Environmental labelling schemes, or eco-labels, are voluntary measures in the form of a trust or quality mark or equivalent, that companies may use to distinguish their products/business by reference to their environmental credentials. 

 Mirroring the emphasis on scientific evidence with regards to green claims, the criteria underpinning eco-labels must also be developed by experts who can guarantee their scientific robustness. When utilising eco-labels, companies will be required to make the information about the ownership and decision-making of the bodies granting eco-labels transparent and accessible. Further, companies must provide a complaint and dispute resolution mechanism in relation to the environmental labelling scheme, which companies may use to their advantage by reducing litigation brought in relation to such schemes.

It is also interesting to note that the Green Claims Directive seeks to limit the creation of new private environmental labelling schemes once it has been adopted, serving to increase harmonisation in the internal market, potentially creating another added layer of protection for both traders and consumers by clarifying the multitude of regulatory rules that already exist for businesses operating in the EU.

Impact on Businesses

The Green Claims Directive will proceed under the normal EU legislative procedure, which may take around 18 months to receive European Parliament and Council Approval.

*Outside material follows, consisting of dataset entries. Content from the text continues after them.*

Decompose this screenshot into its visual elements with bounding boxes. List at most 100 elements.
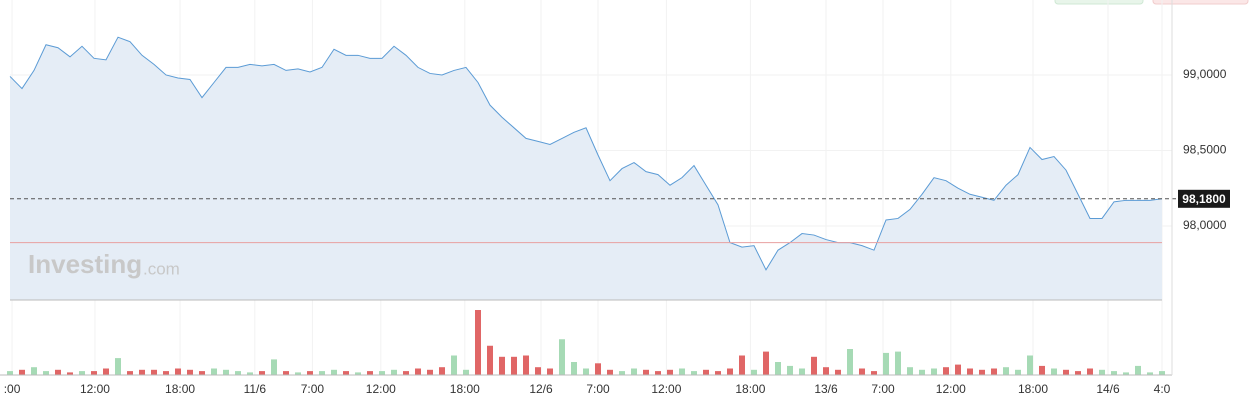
volume-bar — [535, 367, 541, 375]
x-tick-label: 18:00 — [735, 382, 765, 396]
volume-bar — [1111, 371, 1117, 375]
x-tick-label: 4:0 — [1154, 382, 1171, 396]
x-tick-label: 18:00 — [1018, 382, 1048, 396]
volume-bar — [739, 355, 745, 375]
volume-bar — [511, 356, 517, 375]
volume-bar — [919, 369, 925, 375]
area — [10, 37, 1162, 300]
volume-bar — [775, 362, 781, 375]
volume-bar — [343, 371, 349, 375]
volume-bar — [931, 368, 937, 375]
volume-bar — [7, 371, 13, 375]
volume-bar — [115, 358, 121, 375]
volume-bar — [811, 356, 817, 375]
volume-bar — [55, 369, 61, 375]
x-tick-label: 7:00 — [586, 382, 610, 396]
volume-bar — [763, 351, 769, 375]
volume-bar — [799, 368, 805, 375]
volume-bar — [835, 369, 841, 375]
volume-bar — [703, 369, 709, 375]
volume-bar — [1087, 368, 1093, 375]
x-tick-label: 11/6 — [244, 382, 267, 396]
volume-bar — [43, 371, 49, 375]
button[interactable] — [1152, 0, 1249, 5]
volume-bar — [331, 369, 337, 375]
volume-bar — [91, 371, 97, 375]
plot: :00 12:00 18:00 11/6 7:00 12:00 18:00 12/6 7:00 1… — [0, 0, 1230, 396]
volume-bar — [883, 352, 889, 375]
volume-bar — [859, 368, 865, 375]
y-tick-label: 99,0000 — [1183, 67, 1227, 81]
volume-bar — [907, 367, 913, 375]
volume-bar — [619, 371, 625, 375]
volume-bar — [439, 367, 445, 375]
volume-bar — [259, 371, 265, 375]
x-tick-label: 14/6 — [1096, 382, 1120, 396]
volume-bar — [319, 371, 325, 375]
volume-bar — [487, 345, 493, 375]
x-tick-label: 12:00 — [651, 382, 681, 396]
volume-bar — [1039, 365, 1045, 375]
volume-bar — [847, 349, 853, 375]
volume-bar — [787, 365, 793, 375]
volume-bar — [1063, 369, 1069, 375]
x-tick-label: 7:00 — [301, 382, 325, 396]
volume-bar — [1135, 365, 1141, 375]
volume-bar — [163, 371, 169, 375]
volume-bar — [643, 369, 649, 375]
last-price-box — [1178, 189, 1230, 208]
volume-bar — [991, 368, 997, 375]
volume-bar — [1051, 368, 1057, 375]
last-price-label: 98,1800 — [1182, 192, 1226, 206]
volume-bar — [1099, 369, 1105, 375]
volume-bar — [979, 369, 985, 375]
volume-bar — [1123, 372, 1129, 375]
volume-bar — [379, 371, 385, 375]
y-tick-label: 98,0000 — [1183, 218, 1227, 232]
volume-bar — [1147, 372, 1153, 375]
volume-bar — [571, 362, 577, 375]
x-tick-label: 18:00 — [450, 382, 480, 396]
volume-bar — [427, 369, 433, 375]
volume-bar — [475, 310, 481, 375]
volume-bar — [271, 359, 277, 375]
volume-bar — [607, 369, 613, 375]
volume-bar — [463, 369, 469, 375]
volume-bar — [247, 372, 253, 375]
volume-bar — [451, 355, 457, 375]
volume-bar — [499, 356, 505, 375]
volume-bar — [127, 371, 133, 375]
volume-bar — [199, 371, 205, 375]
x-tick-label: 18:00 — [165, 382, 195, 396]
volume-bar — [955, 364, 961, 375]
volume-bar — [595, 363, 601, 375]
volume-bar — [667, 369, 673, 375]
volume-bar — [823, 367, 829, 375]
button[interactable] — [1054, 0, 1144, 5]
volume-bar — [415, 368, 421, 375]
x-tick-label: 12:00 — [936, 382, 966, 396]
volume-bar — [139, 369, 145, 375]
volume-bar — [103, 368, 109, 375]
watermark: Investing — [28, 249, 142, 279]
volume-bar — [967, 368, 973, 375]
volume-bar — [1003, 367, 1009, 375]
x-tick-label: 13/6 — [814, 382, 838, 396]
volume-bar — [631, 368, 637, 375]
volume-bar — [1015, 369, 1021, 375]
volume-bar — [1159, 371, 1165, 375]
volume-bar — [547, 368, 553, 375]
volume-bar — [391, 369, 397, 375]
x-tick-label: 12:00 — [366, 382, 396, 396]
price-line — [9, 36, 1163, 271]
volume-bar — [307, 371, 313, 375]
volume-bar — [655, 371, 661, 375]
x-tick-label: 7:00 — [871, 382, 895, 396]
volume-bar — [79, 371, 85, 375]
volume-bar — [715, 371, 721, 375]
volume-bar — [295, 372, 301, 375]
volume-bar — [211, 368, 217, 375]
volume-bar — [943, 367, 949, 375]
volume-bar — [235, 371, 241, 375]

Following its approval, Member States will be given 18 months to transpose the Directive into their national legal systems and 24 months to apply the Directive.

Given the range of private and public enforcement measures envisioned under the Directive, as well as the possibility of companies being directly fined for infringements, companies should closely monitor any amendments to the Directive in order to reassess whether their current regimes for the substantiation of green claims and the use of eco-labels require any changes. Moreover, UK companies operating in the EU will likely need to market green claims and eco-labels by reference to the stricter EU standards moving forth.